# most haunted live



## ♥ cat ♥ (Apr 13, 2003)

hey there girls

Did anyone watch most haunted live last night?

Its on for 5 nights this time yee haaa

Dont think much of the new medium Brian not good at giving info. Bring back David

xxxx


----------



## marie10 (Nov 8, 2007)

Oh my I didn't know that it was on, I have put all the auto view..

Just spoke to DH at work and I told him it is on   all 
he keeps saying is oh god! oh god! oh god!  

Marie x


----------



## ♥ cat ♥ (Apr 13, 2003)

it was really good last night, a few things happened so with anyluck it will be a good one the night xxx


----------



## crazykate (Oct 1, 2007)

I agree Brian not very forthcoming with information says he keeps seeing things but can't describe or give any info at all - he keeps saying monks.......uh of course they are in a flaming monastry!!! 

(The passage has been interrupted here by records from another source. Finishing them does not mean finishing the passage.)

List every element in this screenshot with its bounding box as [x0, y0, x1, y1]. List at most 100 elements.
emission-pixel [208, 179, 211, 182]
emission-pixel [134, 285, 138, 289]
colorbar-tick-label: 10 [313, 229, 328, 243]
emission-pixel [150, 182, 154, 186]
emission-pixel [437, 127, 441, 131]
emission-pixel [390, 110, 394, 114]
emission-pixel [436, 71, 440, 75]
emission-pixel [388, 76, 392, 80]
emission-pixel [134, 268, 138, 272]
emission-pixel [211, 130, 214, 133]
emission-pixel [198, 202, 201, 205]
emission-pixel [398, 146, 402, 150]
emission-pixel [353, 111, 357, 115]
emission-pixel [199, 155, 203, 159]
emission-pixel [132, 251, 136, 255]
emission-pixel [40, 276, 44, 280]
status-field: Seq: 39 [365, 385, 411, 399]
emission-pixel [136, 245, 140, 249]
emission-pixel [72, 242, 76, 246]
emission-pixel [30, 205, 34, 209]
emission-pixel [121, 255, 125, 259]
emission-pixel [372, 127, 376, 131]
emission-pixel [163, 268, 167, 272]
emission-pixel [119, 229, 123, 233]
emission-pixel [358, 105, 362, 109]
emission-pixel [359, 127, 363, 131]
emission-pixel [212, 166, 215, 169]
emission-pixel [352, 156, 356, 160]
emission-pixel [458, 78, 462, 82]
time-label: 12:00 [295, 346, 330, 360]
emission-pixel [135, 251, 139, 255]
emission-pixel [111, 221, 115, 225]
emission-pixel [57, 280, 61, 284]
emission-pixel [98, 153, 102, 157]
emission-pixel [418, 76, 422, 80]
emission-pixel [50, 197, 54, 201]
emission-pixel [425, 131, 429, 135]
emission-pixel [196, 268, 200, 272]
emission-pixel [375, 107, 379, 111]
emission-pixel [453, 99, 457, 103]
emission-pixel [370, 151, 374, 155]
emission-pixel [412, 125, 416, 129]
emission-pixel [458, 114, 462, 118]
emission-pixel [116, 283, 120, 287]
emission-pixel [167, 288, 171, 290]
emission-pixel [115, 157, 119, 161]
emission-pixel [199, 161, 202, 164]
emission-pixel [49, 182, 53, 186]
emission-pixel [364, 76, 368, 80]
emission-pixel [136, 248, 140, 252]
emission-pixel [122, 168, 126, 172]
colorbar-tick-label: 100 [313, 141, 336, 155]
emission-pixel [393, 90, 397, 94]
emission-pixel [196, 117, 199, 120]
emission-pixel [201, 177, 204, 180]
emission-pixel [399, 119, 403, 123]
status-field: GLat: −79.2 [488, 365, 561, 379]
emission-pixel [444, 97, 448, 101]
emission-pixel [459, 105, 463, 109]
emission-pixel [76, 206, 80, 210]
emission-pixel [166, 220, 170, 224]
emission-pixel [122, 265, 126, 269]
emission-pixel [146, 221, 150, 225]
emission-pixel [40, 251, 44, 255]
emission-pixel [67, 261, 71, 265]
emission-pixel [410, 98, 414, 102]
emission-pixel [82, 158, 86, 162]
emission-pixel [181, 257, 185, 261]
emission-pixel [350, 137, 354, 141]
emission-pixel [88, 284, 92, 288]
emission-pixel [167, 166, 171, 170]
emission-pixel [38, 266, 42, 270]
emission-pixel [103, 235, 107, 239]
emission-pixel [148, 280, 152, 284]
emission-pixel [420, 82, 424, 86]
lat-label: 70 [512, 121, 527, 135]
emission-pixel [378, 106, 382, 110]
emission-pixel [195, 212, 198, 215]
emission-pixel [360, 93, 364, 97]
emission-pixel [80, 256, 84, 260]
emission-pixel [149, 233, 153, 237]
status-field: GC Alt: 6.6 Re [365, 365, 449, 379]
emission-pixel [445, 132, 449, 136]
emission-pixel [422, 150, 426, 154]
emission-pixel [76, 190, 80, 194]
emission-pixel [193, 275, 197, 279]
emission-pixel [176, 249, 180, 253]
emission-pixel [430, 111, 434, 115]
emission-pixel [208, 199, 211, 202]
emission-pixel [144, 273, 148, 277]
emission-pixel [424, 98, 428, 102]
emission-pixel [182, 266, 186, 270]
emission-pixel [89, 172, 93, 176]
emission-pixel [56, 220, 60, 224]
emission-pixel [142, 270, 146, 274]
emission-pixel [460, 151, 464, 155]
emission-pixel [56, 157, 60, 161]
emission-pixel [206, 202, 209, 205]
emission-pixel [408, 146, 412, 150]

My attic trap door (which is bolted) came down at 11.30pm on its own on the first night!!!!!   needless to say it wasn't me who went upstairs to check it out!


----------



## ♥ cat ♥ (Apr 13, 2003)

kate i would of been hiding in the cupboard if that happened while watch MHL!! i dragged my 2 dogs out of bed had 1 in front and 1 behinde me, switched on all the lights just to cross the landing to go to the toilet. I was hump dinging my self big time. DP was laughin at me. 

Brian is really wearing on me i just dont like him at all, he is useless! BRING BACK DAVID WELLS 

xxx


----------



## marie10 (Nov 8, 2007)

Oh my gaaaaaaaaad   

    BRIAN WHAT A JOKE!!!!  

Where did they find him? I'm more of a paranormal investigator than he is!!!    
All he keeps doing is saying oh Jesus Christ and interupting Yevette he is awful.

Its a real shame because I LOVE MHL!!!
I will still watch it though  

Marie x x


----------